This blog series is intended to share more information about the various roles and projects that exist within the Sustainability team. Environmental Sustainability has such a broad scope that, although we have a Meet the team page, we want to share some more in-depth information about what sustainability means in practice.
We hope this will help to raise awareness of what is happening, foster engagement and share knowledge about work that has largely been kept under the radar!
In June, we launched our ambitious new carbon target, to cut emissions by 50% by 2030. In our latest blog we spoke to Harriet Waters, Head of Environmental Sustainability, about why the target was set and how everyone can get involved.

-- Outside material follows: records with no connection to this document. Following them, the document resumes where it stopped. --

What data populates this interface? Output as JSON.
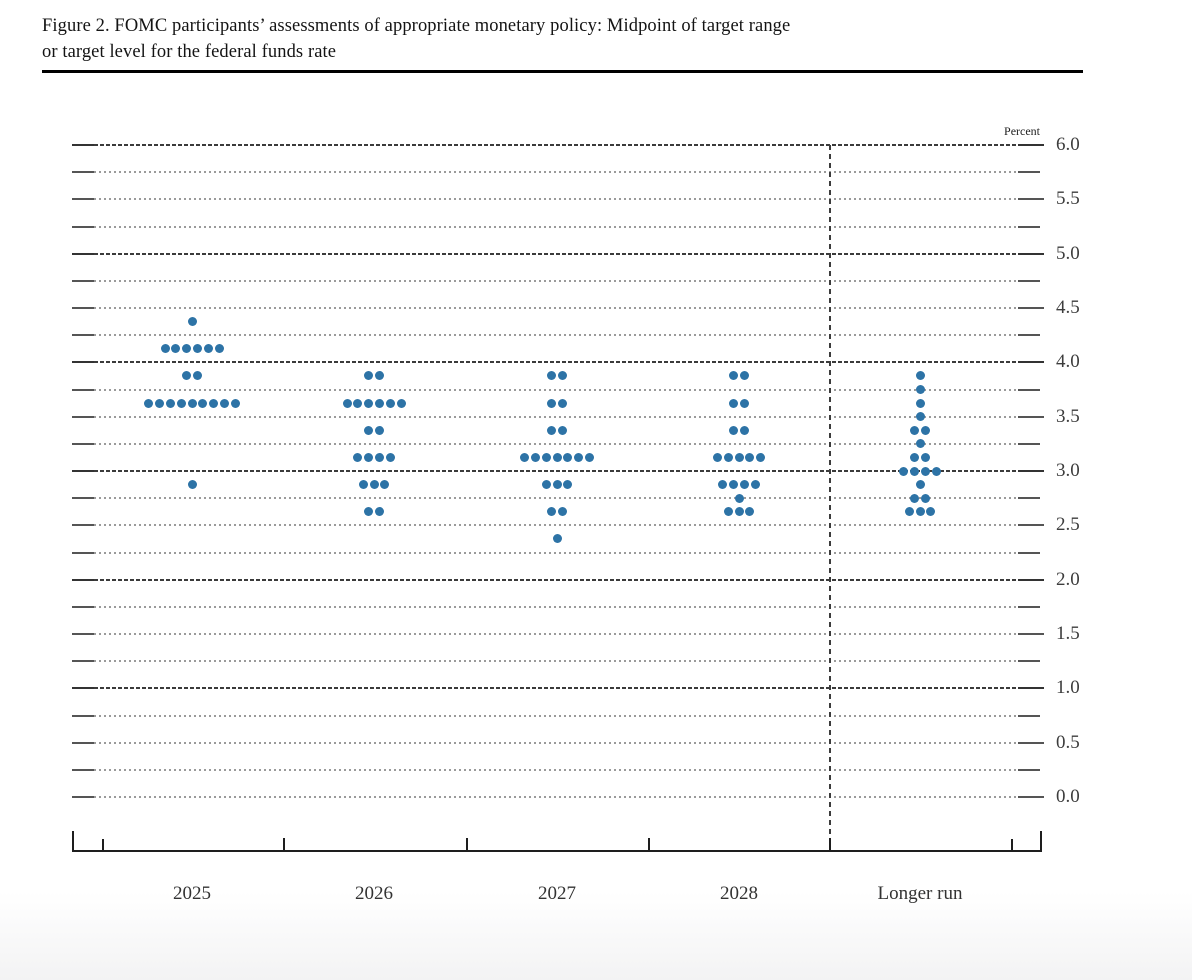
{
  "figure": {
    "title": "Figure 2. FOMC participants’ assessments of appropriate monetary policy: Midpoint of target range\nor target level for the federal funds rate"
  },
  "chart_data": {
    "type": "scatter",
    "subtype": "fomc-dot-plot",
    "title": "FOMC participants’ assessments of appropriate monetary policy: Midpoint of target range or target level for the federal funds rate",
    "ylabel": "Percent",
    "ylim": [
      0.0,
      6.0
    ],
    "ytick_labels": [
      "0.0",
      "0.5",
      "1.0",
      "1.5",
      "2.0",
      "2.5",
      "3.0",
      "3.5",
      "4.0",
      "4.5",
      "5.0",
      "5.5",
      "6.0"
    ],
    "ytick_step": 0.5,
    "grid_step": 0.25,
    "grid": true,
    "legend_position": "none",
    "dot_color": "#2D73A6",
    "categories": [
      "2025",
      "2026",
      "2027",
      "2028",
      "Longer run"
    ],
    "series": [
      {
        "name": "2025",
        "dots": [
          {
            "value": 4.375,
            "count": 1
          },
          {
            "value": 4.125,
            "count": 6
          },
          {
            "value": 3.875,
            "count": 2
          },
          {
            "value": 3.625,
            "count": 9
          },
          {
            "value": 2.875,
            "count": 1
          }
        ]
      },
      {
        "name": "2026",
        "dots": [
          {
            "value": 3.875,
            "count": 2
          },
          {
            "value": 3.625,
            "count": 6
          },
          {
            "value": 3.375,
            "count": 2
          },
          {
            "value": 3.125,
            "count": 4
          },
          {
            "value": 2.875,
            "count": 3
          },
          {
            "value": 2.625,
            "count": 2
          }
        ]
      },
      {
        "name": "2027",
        "dots": [
          {
            "value": 3.875,
            "count": 2
          },
          {
            "value": 3.625,
            "count": 2
          },
          {
            "value": 3.375,
            "count": 2
          },
          {
            "value": 3.125,
            "count": 7
          },
          {
            "value": 2.875,
            "count": 3
          },
          {
            "value": 2.625,
            "count": 2
          },
          {
            "value": 2.375,
            "count": 1
          }
        ]
      },
      {
        "name": "2028",
        "dots": [
          {
            "value": 3.875,
            "count": 2
          },
          {
            "value": 3.625,
            "count": 2
          },
          {
            "value": 3.375,
            "count": 2
          },
          {
            "value": 3.125,
            "count": 5
          },
          {
            "value": 2.875,
            "count": 4
          },
          {
            "value": 2.75,
            "count": 1
          },
          {
            "value": 2.625,
            "count": 3
          }
        ]
      },
      {
        "name": "Longer run",
        "dots": [
          {
            "value": 3.875,
            "count": 1
          },
          {
            "value": 3.75,
            "count": 1
          },
          {
            "value": 3.625,
            "count": 1
          },
          {
            "value": 3.5,
            "count": 1
          },
          {
            "value": 3.375,
            "count": 2
          },
          {
            "value": 3.25,
            "count": 1
          },
          {
            "value": 3.125,
            "count": 2
          },
          {
            "value": 3.0,
            "count": 4
          },
          {
            "value": 2.875,
            "count": 1
          },
          {
            "value": 2.75,
            "count": 2
          },
          {
            "value": 2.625,
            "count": 3
          }
        ]
      }
    ]
  }
}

How did the new target come about?
We already had a target of 33% reduction by 2021, which was set in 2011. However, we set this target without much practical experience or evidence, and while we received £14m funding to spend on carbon reduction projects, it took us until 2014 to establish a system to reduce emissions.
We have had some success and have much to be proud of, but we decided we needed to revisit the target now with the benefit of more experience and having an established system in place. Another reason for revising the target was that when we set it originally, no one could foresee quite how much the University estate would grow!
Our current carbon reduction rate is 18% so our original target may still be achievable – but we don’t simply want to reach the target in 2021 with no structured plan in place for continued reduction. The new target is set at 50% reduction by 2030, and is based on years of practical experience, data collection, impact measurement and consultation.
How did you decide upon 50% by 2030?
We looked at the impact of current and past programmes and undertook an extensive consultation process with sector experts from both inside and outside the University – in total there were about 20 people involved in this, including the Sustainability Steering Group and University administrators.
At one point we questioned whether we even needed a target, but the overwhelming response was ‘yes’. Having a defined target and deadline keeps us on track and focused on the end goal in everything we do. We also investigated a zero carbon target but as we don’t have a pathway to that we decided not to set a target we don’t know how to achieve.
How are we going to get there?
Our focus at the moment is on Scope 1 and Scope 2 emissions – mainly the energy we use in our buildings and privately owned vehicles. Cutting emissions in University labs is one part of this, and you can read more about our Sustainable Labs programme here.
In the future we’d like to extend this to include Scope 3 emissions such as flights, commuting, waste removal and supply chain, but there are additional challenges that come with this – for example, as 70% of flights on behalf of the University are booked outside of the official travel supplier, it isn’t currently feasible to capture and measure this data.
Another challenge is that the University is continuing to expand and put up new buildings, but we can still reduce emissions by applying the Sustainability Design Guide to build the lowest carbon-emitting buildings possible. You can read more about our sustainable buildings here.
How can staff and students get involved?
It will take more than ten people in the Environmental Sustainability team to reach this target – we need everyone to play their part.
The easiest and most effective way to get involved is to join a Green Impact team in your college or workplace – if there isn’t one already, our team are very happy to support anyone wishing to set up their own group. To find out about Green Impact and the other programmes and initiatives you can play a part in, visit Get involved.
50% is just the start. Imagine what we could achieve if we all put our minds to it!